So here we are, back on track once more. I've even got a script all ready for Friday as well, so there ought to be no problems with that comic either. And if I can remember the length of the weekend, there should be no difficulties in the week following. That is dependent on my memory, however, which has proven itself unreliable on a fairly regular basis. Reliably unreliable, I suppose one might say. There's a good reason I have to keep a checklist of things to do at work. If I didn't I'd just forget what the hell I was supposed to be doing, and I'm pretty sure that employers don't pay employees to sit around staring thoughtfully at their Twitter feed, willing it to update with something, anything that might cause a slight flicker of amusement.
Luckily, I've had no days like that yet at my new job. They keep me plenty busy, but it's a humane sort of busy that still allows for the little necessities. Like, say, going to the bathroom.
I'm enjoying being able to write prose on a regular basis once more without feeling like I'm going to throw up afterwards. I've got a pretty steady output going right now, even though it's only perhaps a half-page per day. And considering that that's on a project that I haven't seen to in over a year, I'm even more pleased. With this particular story, though, I had a few extra problems on top of my writing-exhaustion to deal with. One was that I had no idea how to wrap the damn thing up. Luckily, I was able to talk that through with Sarah (though she evidently does not recall the conversation...oh well, she'll be surprised!), so that solved one of the problems.
The other problem that I had was that...well, I started freaking out over how long the damn thing was getting.
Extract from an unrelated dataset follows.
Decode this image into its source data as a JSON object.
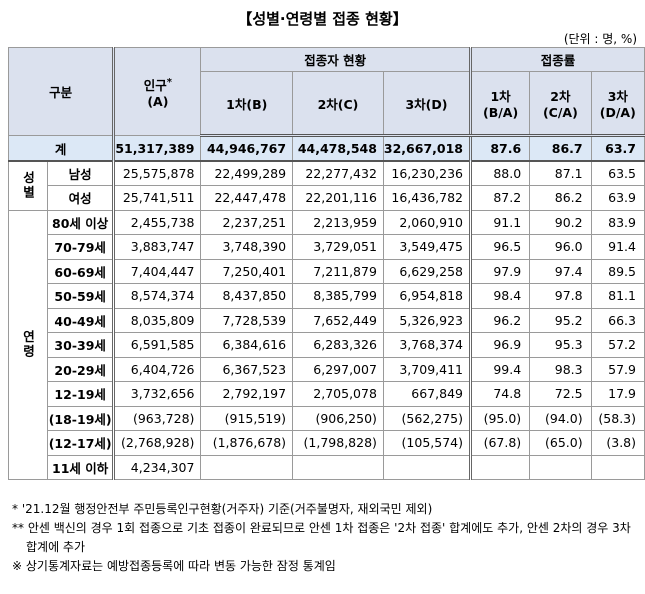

It crested a hundred pages some time ago, and I usually only write things that fit firmly into the "short story" category. So I was feeling the weight of all that work coming down on me, and wasn't sure if I could keep it up. You'd think that the hard part would be done with in just getting the damn thing that far, but I kept finding myself held back out of fondness for the characters--characters that I had gotten to know very well over the past hundred-plus slices of virtualized dead tree and in a story set previous to it as well, and who I didn't want to somehow miswrite in my hamhanded efforts at continuing the chain of events that had been set in motion.
Well, that's a silly worry in my case, because characters I create--so long as I listen to my gut, and by extension to them--always refuse to do things that are outside the realm of their personality and that are not fitted to their current circumstances. They're very good about letting me know, so long as I pay attention. And it also comes down to me getting away from academic writing for a while, too. I no longer have to worry about writing a story that fits someone else's angsty, edgy, detail-drowned definition of "good". I just have to write something that I like, and that's enough.
So anyway, in conclusion: ROW, ROW, FIGHT THE POWAH!